As the worlds’ immunodeficient population grows as a result of the HIV pandemic and increased use of highly immune suppressive regimens to treat a variety of illnesses, the challenges of mycotic infections are expected to continue. The increase in the population of compromised hosts, coupled with exciting biotechnology advances has spurred on research into the immune response to fungi. The relative importance and interconnected responses of innate and adaptive immune in protection are actively being investigated. Concomitantly, methods of immune manipulation and reconstitution have become promising areas of research activity.
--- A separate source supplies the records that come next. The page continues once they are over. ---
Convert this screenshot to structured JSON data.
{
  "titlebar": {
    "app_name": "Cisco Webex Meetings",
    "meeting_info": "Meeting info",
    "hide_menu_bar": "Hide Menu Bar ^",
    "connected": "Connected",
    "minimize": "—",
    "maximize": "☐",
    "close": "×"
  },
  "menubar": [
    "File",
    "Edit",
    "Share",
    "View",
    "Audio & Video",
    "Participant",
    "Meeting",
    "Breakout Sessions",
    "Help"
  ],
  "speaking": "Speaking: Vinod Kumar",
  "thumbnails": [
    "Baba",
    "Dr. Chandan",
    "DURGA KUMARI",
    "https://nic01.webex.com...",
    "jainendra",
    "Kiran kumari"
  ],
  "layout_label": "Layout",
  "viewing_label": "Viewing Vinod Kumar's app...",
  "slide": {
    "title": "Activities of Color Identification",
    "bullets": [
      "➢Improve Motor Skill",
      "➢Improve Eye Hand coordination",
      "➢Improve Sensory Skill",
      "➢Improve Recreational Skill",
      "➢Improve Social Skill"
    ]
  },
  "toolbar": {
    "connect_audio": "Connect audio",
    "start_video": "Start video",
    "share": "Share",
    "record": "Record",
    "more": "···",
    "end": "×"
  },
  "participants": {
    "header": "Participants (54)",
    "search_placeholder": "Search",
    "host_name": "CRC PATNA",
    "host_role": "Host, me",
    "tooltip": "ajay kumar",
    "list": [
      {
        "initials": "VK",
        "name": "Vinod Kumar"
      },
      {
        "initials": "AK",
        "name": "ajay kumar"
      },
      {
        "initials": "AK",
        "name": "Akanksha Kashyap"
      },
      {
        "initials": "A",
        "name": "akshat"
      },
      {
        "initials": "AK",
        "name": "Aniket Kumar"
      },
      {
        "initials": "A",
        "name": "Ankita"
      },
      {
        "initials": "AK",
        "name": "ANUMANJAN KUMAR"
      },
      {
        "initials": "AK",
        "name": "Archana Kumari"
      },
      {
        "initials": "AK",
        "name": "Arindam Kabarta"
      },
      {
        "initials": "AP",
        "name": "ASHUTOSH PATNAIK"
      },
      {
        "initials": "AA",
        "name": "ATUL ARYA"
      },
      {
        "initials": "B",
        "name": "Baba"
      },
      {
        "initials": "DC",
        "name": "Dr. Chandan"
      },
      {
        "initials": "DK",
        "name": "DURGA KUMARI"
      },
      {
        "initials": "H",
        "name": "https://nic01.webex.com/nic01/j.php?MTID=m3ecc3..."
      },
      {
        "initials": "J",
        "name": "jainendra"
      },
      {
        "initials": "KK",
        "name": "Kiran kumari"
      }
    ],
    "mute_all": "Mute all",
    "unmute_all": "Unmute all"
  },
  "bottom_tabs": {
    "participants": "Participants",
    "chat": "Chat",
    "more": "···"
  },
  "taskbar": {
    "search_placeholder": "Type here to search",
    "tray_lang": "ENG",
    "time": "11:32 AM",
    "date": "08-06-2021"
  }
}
Future therapies for invasive fungal may include agents that augment antifungal activity of effector cells and alter Th balance. While there is some clinical experience with the use of recombinant cytokines as an adjunct to antifungal drug therapy (Roilides & Walsh, 2004), clinical trials in highly compromised hosts are needed, as many questions remain regarding safety, efficacy, and optimal use. Another potential approach is manipulation of cellular signalling cascades. The finding that innate and adaptive immunity to common fungal pathogens is mediated by the coordinated action of members of the TLR family acting through MyD88 raises the possibility that TLR manipulation may be a useful modality for induction of antifungal resistance (Bellocchio et al, 2004). Antifungal vaccines may constitute yet another strategy and, as discussed above, are starting to be studied in patients. Transfusion of dendritic cells that have been exposed to fungi or fungal products and adoptive transfer of T cells has been successfully attempted in animals (Bacci et al, 2002; Farah et al, 2002; Bozza et al, 2003). A better understanding of the role of the host/pathogen interaction will probably lead to further development of these and other potential novel antifungal therapies.